地底獣国

恐竜・怪鳥の伝説の地底獣国のレビュー・感想・評価

恐竜・怪鳥の伝説(1977年製作の映画)
2.1
恐竜も鳥も出てこない(出るのは首長竜と翼竜)し伝説も「竜」の方だけ、って言うか「鳥」は残り20分ぐらいになって唐突に現れる。

自分が「大特撮」読んだのは中学1年か2年ぐらいだったと思う(ちなみに初版ではなく朝日ソノラマ版)がその中で本作を「どこに7億5千万円かけたのか」と酷評していたのが印象に残って、「一度は見てみたい、でも金出すのはなぁ…」と長年思っていたところ、期間限定で無料配信されていたのでこれ幸いと鑑賞。

いゃ〜確かにこれは凄い!ヒドい🤣

東映社長の「アメリカで起きたヒットの波(この場合ジョーズ以降のアニマルパニックムービー)は数年遅れで日本に来る!」という確信的推測に基づいて作られる事になった本作、画面から滲み出る「作らされてる感」が何とも言えぬ味わい。いや、実際どうだったかは知る由も無いけど、出来上がった物を視てるとそんな風に感じてしまうという事。ついでに「誰かが3億7千万ぐらい中抜きしてるんと違うか?」とも。まあ製作の遅れとか撮影が長引いた所為で人件費が嵩んだという事情もあったんだろうけど。

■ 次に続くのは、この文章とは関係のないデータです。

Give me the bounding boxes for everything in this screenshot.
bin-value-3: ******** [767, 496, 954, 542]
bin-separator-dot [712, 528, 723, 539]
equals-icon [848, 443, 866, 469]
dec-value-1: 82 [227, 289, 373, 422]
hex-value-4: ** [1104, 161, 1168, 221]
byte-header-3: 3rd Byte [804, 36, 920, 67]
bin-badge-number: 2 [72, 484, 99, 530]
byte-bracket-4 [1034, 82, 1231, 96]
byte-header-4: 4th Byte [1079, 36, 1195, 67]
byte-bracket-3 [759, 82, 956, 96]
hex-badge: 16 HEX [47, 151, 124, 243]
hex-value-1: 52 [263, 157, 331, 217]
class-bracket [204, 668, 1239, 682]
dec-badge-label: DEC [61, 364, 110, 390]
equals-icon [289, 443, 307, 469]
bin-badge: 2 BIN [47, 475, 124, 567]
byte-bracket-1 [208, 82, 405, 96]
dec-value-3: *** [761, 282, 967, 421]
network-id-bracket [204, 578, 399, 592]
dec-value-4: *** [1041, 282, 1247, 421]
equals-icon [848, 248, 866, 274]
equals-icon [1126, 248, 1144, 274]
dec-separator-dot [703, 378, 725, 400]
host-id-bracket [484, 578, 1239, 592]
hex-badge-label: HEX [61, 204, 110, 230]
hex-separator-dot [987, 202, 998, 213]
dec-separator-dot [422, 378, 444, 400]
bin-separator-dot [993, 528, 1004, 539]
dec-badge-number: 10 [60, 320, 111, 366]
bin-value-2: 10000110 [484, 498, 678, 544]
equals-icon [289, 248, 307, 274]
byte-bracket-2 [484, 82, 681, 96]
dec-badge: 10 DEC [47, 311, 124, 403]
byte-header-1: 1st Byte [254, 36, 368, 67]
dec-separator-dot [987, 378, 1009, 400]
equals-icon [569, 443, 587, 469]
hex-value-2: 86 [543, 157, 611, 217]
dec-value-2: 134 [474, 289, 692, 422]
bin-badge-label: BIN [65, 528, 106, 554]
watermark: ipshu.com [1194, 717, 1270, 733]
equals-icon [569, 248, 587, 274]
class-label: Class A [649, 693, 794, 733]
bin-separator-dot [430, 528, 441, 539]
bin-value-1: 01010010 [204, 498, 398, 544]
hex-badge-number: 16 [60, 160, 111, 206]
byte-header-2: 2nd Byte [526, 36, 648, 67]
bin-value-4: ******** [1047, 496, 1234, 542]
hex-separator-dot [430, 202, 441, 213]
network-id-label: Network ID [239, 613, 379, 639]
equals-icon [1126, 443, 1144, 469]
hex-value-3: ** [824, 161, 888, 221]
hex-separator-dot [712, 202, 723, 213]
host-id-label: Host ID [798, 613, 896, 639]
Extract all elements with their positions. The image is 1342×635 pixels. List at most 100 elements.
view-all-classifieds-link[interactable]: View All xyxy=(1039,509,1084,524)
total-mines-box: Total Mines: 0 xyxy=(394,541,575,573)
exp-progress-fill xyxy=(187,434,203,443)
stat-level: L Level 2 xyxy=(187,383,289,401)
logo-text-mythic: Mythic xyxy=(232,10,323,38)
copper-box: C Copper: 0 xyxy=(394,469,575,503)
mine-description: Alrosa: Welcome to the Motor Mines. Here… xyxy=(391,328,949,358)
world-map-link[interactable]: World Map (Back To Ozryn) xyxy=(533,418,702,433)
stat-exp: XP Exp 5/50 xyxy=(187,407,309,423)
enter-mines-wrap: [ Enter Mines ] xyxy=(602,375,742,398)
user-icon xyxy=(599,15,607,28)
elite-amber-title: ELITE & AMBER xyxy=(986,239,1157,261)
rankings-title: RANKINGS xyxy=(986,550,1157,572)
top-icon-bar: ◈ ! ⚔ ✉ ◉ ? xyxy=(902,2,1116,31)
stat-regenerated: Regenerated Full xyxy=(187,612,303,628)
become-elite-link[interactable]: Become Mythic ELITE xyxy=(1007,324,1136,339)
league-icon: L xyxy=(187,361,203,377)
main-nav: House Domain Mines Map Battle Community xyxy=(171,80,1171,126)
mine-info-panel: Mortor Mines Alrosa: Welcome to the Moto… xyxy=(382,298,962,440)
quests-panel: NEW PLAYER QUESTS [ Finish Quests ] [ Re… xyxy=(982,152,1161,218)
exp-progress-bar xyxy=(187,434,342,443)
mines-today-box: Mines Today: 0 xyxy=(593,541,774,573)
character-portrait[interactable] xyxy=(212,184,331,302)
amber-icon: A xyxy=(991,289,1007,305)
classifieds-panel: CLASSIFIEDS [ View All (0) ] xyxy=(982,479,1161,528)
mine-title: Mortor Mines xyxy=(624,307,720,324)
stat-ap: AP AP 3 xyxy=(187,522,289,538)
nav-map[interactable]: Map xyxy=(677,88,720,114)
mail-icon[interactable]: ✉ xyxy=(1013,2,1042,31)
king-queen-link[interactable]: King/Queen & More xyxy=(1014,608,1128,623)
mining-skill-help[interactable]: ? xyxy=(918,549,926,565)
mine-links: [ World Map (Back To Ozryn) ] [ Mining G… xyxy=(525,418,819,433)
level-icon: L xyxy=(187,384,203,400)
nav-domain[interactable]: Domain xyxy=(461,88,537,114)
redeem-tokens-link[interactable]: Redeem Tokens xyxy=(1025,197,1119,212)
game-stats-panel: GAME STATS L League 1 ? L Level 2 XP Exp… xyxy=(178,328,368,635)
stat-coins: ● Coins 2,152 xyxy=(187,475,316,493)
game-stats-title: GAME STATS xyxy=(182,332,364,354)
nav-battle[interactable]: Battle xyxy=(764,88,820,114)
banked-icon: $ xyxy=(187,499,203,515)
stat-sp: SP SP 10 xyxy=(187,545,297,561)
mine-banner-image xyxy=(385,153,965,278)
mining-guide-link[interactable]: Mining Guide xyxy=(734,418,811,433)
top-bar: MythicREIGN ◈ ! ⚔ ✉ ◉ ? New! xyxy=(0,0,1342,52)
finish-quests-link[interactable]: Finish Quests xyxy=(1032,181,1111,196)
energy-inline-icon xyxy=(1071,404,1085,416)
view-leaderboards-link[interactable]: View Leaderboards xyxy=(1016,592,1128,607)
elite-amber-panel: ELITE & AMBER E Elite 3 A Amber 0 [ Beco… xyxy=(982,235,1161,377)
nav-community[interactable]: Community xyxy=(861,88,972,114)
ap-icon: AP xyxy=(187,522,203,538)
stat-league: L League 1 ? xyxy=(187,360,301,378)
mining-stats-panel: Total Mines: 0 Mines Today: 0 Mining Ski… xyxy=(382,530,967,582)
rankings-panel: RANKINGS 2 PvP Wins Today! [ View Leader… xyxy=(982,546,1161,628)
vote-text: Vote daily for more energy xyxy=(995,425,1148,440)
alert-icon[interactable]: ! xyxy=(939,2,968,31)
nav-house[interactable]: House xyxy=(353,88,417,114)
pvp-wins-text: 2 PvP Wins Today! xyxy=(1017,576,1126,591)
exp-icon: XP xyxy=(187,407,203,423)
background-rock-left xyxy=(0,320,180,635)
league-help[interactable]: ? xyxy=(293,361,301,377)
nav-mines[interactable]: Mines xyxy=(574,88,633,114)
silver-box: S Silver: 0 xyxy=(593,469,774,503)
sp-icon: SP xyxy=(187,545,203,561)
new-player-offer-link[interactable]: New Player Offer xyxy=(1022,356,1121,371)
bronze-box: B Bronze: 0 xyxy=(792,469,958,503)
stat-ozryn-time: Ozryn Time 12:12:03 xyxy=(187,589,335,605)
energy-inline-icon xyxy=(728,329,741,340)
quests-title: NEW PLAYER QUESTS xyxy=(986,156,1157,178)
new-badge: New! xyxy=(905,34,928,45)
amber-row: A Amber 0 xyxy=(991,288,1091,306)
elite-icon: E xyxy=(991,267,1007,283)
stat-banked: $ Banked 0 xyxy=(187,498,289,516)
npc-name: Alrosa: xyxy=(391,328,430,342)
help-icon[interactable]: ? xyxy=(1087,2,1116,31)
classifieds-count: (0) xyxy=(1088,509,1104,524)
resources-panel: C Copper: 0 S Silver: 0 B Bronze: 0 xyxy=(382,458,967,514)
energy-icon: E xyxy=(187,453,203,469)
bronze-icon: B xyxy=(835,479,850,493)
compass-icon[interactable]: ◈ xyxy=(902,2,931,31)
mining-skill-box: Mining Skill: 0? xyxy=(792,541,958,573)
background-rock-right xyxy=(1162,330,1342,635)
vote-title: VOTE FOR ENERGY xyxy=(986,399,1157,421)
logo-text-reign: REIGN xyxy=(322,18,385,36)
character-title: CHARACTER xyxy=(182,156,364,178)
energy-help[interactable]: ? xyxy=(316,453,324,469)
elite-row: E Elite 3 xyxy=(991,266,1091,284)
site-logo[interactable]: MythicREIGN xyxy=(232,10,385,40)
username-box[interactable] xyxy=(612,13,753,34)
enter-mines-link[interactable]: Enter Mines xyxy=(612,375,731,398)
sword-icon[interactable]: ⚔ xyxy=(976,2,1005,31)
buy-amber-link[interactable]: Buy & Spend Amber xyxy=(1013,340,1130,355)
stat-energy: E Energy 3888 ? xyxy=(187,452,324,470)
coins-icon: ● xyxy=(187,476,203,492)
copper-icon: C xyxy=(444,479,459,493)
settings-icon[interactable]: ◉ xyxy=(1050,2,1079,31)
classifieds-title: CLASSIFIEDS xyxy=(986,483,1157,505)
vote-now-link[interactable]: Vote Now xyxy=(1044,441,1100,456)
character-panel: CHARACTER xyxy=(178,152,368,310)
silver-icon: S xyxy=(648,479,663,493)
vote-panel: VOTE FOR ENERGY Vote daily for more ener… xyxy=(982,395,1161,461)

話がなかなか進まんとか楽曲のセンスが変だとか「ジョーズ」と同じ様な場面が入る事によって彼我の力量差が残酷なまでに顕れているとか、そういうのはこの際眼を瞑って眼帯して更に包帯グルグル巻にするとしても、ビジュアル的に最も大事なはずの「恐竜」と「怪鳥」のどうしようもないハリボテ感には半笑いを禁じ得ない(これも当時の額で2000万掛けたらしい)。この両者の侘しい闘いを死んだ眼で眺めていると更に主人公とヒロインの危機的状況をチンタラ映したうえで唐突に「終」の文字が出て唖然‥

あ、でもしっかりフラグ立ててからの爆発シーンだけはおもろかったな。あとこんな仕事でも渡瀬恒彦はずっと真剣にやってる感じがして好感。スクリーンプロセスはグリーンバックより芝居し易いというメリットもあって近年復権してるけど、肝心の投影されたモノがあんな奴(各自検索のこと)だったら芝居も何も出来なさそうなのにちゃんと「目の前に凄い生き物がいる」っぽい演技できるのは尊敬しかない。